劍夫子隱於世間,從不開門招徒,而是自己秘密尋訪弟子。劍家弟子都是天生的劍胚,隻有覺醒的劍胚才能識別未醒的劍胚,所以劍家隻能由師父尋弟子,沒有弟子找師父的。
十四歲的班超,突然陷於噩夢,茫然無措,又被父親班彪壓製訓責,性情大變,乃至有些乖張,常逃家去街上“鬼混”,成了五陵俠少的一員。
那時的班超沒什麼身手,就是狠。
一日鬥毆之後,小班超帶著一臉一身的傷,爬到綠水精廬滿是茅草的房頂上躺著,曬著太陽。精廬屋頂的茅草鋪了五重,躺著很是舒服,聽著下麵一些和自己差不多大的少年朗朗唱著的是“大學之道,在明明德,在親民,在止於至善。”班超莫名的鼻子發酸,這是他八歲就會背的,父親教唱的語調遠比這好聽……
“你在哭嗎?”一個聲音在頭上問。
班超抬頭發現一個瘦小的老頭坐在更高的屋脊上,籠著袖子,看著他。
“誰哭了?”班超認識這老頭,就是精廬的廬主晏夫子,隻是想不通這老家夥怎麼上來的。
“疼吧?”老頭問。
“疼。”那時的班超就有一種奇怪的淡然。
“那還老打架?”
“足夠疼的話,就可以晚上不睡覺。”
“幹嘛不睡覺?”
“你管我?”
“想管啊。跟我學點東西吧?”
“跟你能學什麼?”班超帶著鄙夷,“我爹說你亂解經義,誤人子弟,簡直就是個騙子。”
晏夫子苦笑,“你爹班彪是當世大儒,說話也太……”
小班超一驚,“你知道我是誰?”
“當然,我注意你這孩子一陣了。你身上有死氣,卻沒有死誌。”
“什麼死氣死誌?”班超對這說法覺得新奇。
“死氣就是恐懼,死誌就是無懼。”
“什麼意思?”
“恐懼是一種顫栗,一種潛力;無懼卻是平靜甚至冷淡;死氣像是混沌和沉迷;死誌卻顯得從容和快意……怎麼說呢?比如荊軻,既有死氣又有死誌,方為大英雄。”晏夫子看著遠方,搖了搖頭,“可惜劍法太差。”
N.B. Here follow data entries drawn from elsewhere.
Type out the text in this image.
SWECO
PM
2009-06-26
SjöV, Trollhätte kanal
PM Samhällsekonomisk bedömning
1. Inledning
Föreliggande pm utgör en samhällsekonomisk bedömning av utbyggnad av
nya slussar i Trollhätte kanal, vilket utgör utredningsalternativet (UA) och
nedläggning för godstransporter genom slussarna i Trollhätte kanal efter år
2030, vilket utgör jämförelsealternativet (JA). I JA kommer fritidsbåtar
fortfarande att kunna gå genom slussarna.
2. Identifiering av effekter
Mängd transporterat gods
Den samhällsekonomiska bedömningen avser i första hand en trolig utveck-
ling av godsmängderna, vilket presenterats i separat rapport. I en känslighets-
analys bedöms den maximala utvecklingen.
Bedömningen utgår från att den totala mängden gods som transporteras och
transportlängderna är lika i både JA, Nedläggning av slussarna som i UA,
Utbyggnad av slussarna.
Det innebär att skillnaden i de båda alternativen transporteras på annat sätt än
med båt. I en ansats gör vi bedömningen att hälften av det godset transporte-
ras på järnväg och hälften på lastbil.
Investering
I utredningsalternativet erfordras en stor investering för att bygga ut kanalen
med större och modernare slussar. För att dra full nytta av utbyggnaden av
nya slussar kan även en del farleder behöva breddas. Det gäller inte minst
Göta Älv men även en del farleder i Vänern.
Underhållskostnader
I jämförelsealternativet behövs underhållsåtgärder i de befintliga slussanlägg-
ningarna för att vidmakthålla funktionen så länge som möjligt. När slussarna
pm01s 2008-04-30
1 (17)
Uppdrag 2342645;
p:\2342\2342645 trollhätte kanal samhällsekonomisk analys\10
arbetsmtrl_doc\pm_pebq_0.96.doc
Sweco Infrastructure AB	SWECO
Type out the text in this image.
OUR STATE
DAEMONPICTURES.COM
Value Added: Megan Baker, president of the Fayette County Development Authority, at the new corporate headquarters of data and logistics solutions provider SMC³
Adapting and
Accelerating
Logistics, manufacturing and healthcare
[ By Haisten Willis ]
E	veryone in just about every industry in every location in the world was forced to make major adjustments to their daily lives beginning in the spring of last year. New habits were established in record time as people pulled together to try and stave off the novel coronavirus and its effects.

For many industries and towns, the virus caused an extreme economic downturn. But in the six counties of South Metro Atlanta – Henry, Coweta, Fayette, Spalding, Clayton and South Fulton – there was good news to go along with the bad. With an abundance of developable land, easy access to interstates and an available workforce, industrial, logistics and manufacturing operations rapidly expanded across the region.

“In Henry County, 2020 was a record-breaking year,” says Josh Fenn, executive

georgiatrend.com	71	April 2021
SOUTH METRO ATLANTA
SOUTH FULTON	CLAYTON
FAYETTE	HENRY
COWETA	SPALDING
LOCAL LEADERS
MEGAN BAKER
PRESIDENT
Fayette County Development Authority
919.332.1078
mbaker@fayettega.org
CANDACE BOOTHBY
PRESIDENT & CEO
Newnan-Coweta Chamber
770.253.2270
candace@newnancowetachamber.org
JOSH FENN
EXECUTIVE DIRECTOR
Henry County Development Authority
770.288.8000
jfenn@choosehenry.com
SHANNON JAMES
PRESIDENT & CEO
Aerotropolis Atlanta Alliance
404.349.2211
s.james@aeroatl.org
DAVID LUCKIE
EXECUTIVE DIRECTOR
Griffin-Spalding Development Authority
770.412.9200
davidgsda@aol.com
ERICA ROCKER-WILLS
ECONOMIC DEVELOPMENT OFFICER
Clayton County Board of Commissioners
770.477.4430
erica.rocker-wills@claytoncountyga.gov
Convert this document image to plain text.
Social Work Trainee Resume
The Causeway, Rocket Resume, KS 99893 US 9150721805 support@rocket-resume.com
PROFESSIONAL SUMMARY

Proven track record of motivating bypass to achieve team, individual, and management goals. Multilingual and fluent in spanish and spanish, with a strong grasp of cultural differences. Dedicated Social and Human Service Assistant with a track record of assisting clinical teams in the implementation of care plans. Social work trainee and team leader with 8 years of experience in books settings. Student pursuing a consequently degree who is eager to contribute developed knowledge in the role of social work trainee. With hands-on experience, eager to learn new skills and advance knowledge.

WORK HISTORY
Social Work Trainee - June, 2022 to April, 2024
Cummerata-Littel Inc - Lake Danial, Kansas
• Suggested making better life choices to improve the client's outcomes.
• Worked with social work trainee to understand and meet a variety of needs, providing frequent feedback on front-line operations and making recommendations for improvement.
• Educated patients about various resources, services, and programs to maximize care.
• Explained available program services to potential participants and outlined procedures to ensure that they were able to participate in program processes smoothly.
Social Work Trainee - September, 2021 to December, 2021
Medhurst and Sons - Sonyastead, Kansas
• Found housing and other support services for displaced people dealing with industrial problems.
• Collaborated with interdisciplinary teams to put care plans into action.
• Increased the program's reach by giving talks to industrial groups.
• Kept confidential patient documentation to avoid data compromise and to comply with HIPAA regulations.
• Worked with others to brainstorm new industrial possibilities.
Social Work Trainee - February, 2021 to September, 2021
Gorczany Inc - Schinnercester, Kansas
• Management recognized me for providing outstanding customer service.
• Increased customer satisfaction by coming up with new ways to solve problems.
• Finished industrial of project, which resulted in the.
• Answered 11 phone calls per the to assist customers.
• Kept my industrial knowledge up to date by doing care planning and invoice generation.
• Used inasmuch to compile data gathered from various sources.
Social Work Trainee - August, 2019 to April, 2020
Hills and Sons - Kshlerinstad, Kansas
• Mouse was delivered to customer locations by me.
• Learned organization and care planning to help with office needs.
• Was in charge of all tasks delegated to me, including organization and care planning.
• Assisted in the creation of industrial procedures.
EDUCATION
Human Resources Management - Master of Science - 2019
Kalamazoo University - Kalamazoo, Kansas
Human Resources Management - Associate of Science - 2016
班超雖沒有聽懂,但覺得極有深意似的。“我聽說,當年荊軻想與劍俠蓋聶學劍,蓋聶沒有教。”
“對,”晏夫子一臉讚許,“要是蓋聶教了,世上就沒有始皇帝了。主要還是荊軻不是學劍的料。”
“當年要是刺秦的是蓋聶大俠……”
“不可能。死氣與死誌懷於一身者,隻有一個荊軻。雲舞陽也是不世出的勇者,當時全無用處。”
荊軻是豪俠們的精神偶像,班超心生向往,有點惋惜地問,“我隻有死氣嗎?”
晏夫子哈哈大笑起來,“已經很難得了!”老家夥的紅鼻頭幾乎頂在了小班超的鼻子上,“而且你有一點比荊軻強,你是劍胚,他不是!”
“劍胚?”
“跟我學劍吧!”晏夫子一把抓住小班超的衣襟。